With the costs of school rising all the time, scholarships are certainly something students need to take advantage of in order to make the entire schooling process infinitely more achievable.
While scholarships help remove the ever pressing question of “where am I going to get the money to be able to get this degree?” we often don’t question where funds for scholarships come from.
Portland State has a variety of scholarships bundled together under its lengthy but user-friendly scholarship application. By filling out PSU’s scholarship application, you are applying for dozens of scholarships, and the system is automatically filtering out scholarships you are ineligible for and making sure your application is placed for those you are.
This is extremely handy, so just do it. Actually don’t, I need to up my chances… Just kidding. Get that free education money; you may or may not have earned it.
Free money comes from people
Within PSU’s scholarship cornucopia application you will find many scholarships with very little information. For instance, the “Building Our Future Scholarship” contains very little information. One could assume that this scholarship is attached to the “Building Our Future” fundraising campaign that ran from 1999 to 2006.
Over the course of those seven years, PSU raised nearly $114 million. Roughly $15 million of those dollars were raised specifically for scholarships before being allocated into 272 different scholarships.
One of the scholarships initiated from this pool was the Marta and Ken Thrasher Scholarship, which aims to help students who are striving to become professional educators within underemployed fields.
Within this “Building Our Future” campaign, PSU received 83,000 donations from both humans and corporations.
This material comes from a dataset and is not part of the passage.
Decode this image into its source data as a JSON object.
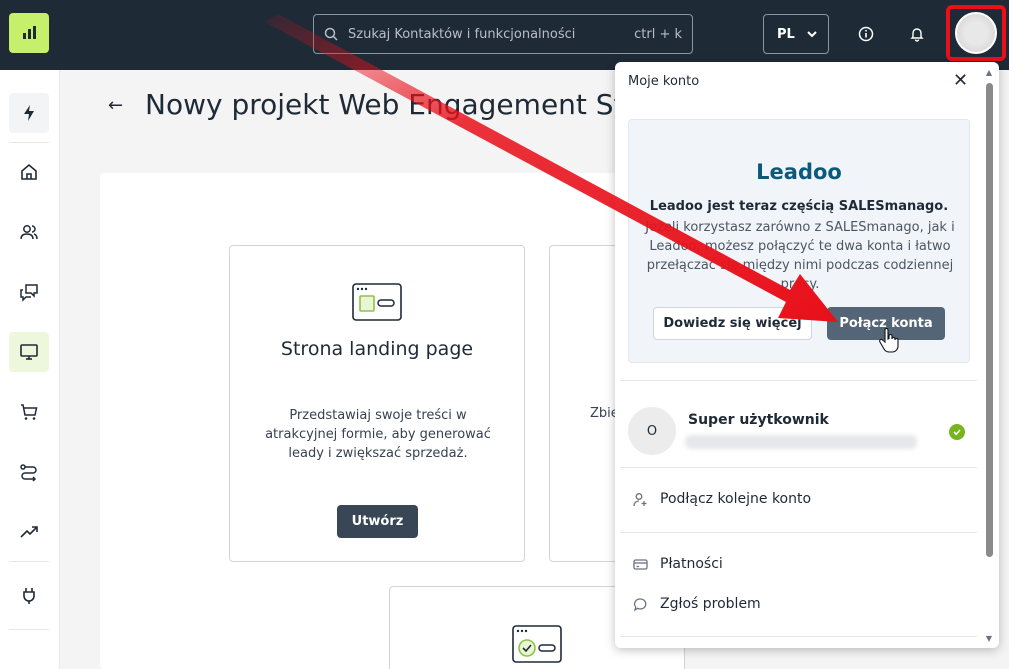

Of those donations, 2,500 came from faculty and staff and 18,000 came from alumni.
That’s a lot of people putting pennies in your pockets. It’s like a hamburger made from a thousand cows. Except this is free money for college from thousands of different sources.
Some scholarships are much less complicated. Blick Art Materials, Bi-Mart Corp, and Boeing all have scholarships, and that money inevitably comes directly from those corporations. It’s safe to assume that most of the money for scholarships named after people either comes from that person or from people vaguely connected to that person who have funded a scholarship in their name.
Sometimes scholarships come from weird places
We all remember that one couple from high school that went to prom wearing outfits made out of duct tape. Whether they were applying for the Duck Tape brand’s scholarship or not, they definitely kept prom weird. Duck Tape’s parent company, ShurTech Brands, LLC awards one crafty couple 10,000 scholarship dollars each.
If you have a passion for dairy, the National Dairy Shrine might want to give you money. At one point the Klingon Language Institute was awarding $500 scholarships. Speaking of Star Trek, a Trekkie fan club called Starfleet has been awarding $1,000 scholarships to a few fellow Starfleet students every year since 1997. You can get school funding from your fellow Trek fans.
Needless to say, scholarship money can come from pretty much anywhere. Even a porn site once gave away a $25,000 scholarship for the winning applicant who responded to the question, “What makes you happy?” with a video response.
And with that, I’m gonna go see if Honey Bucket wants to give me college money. Why not?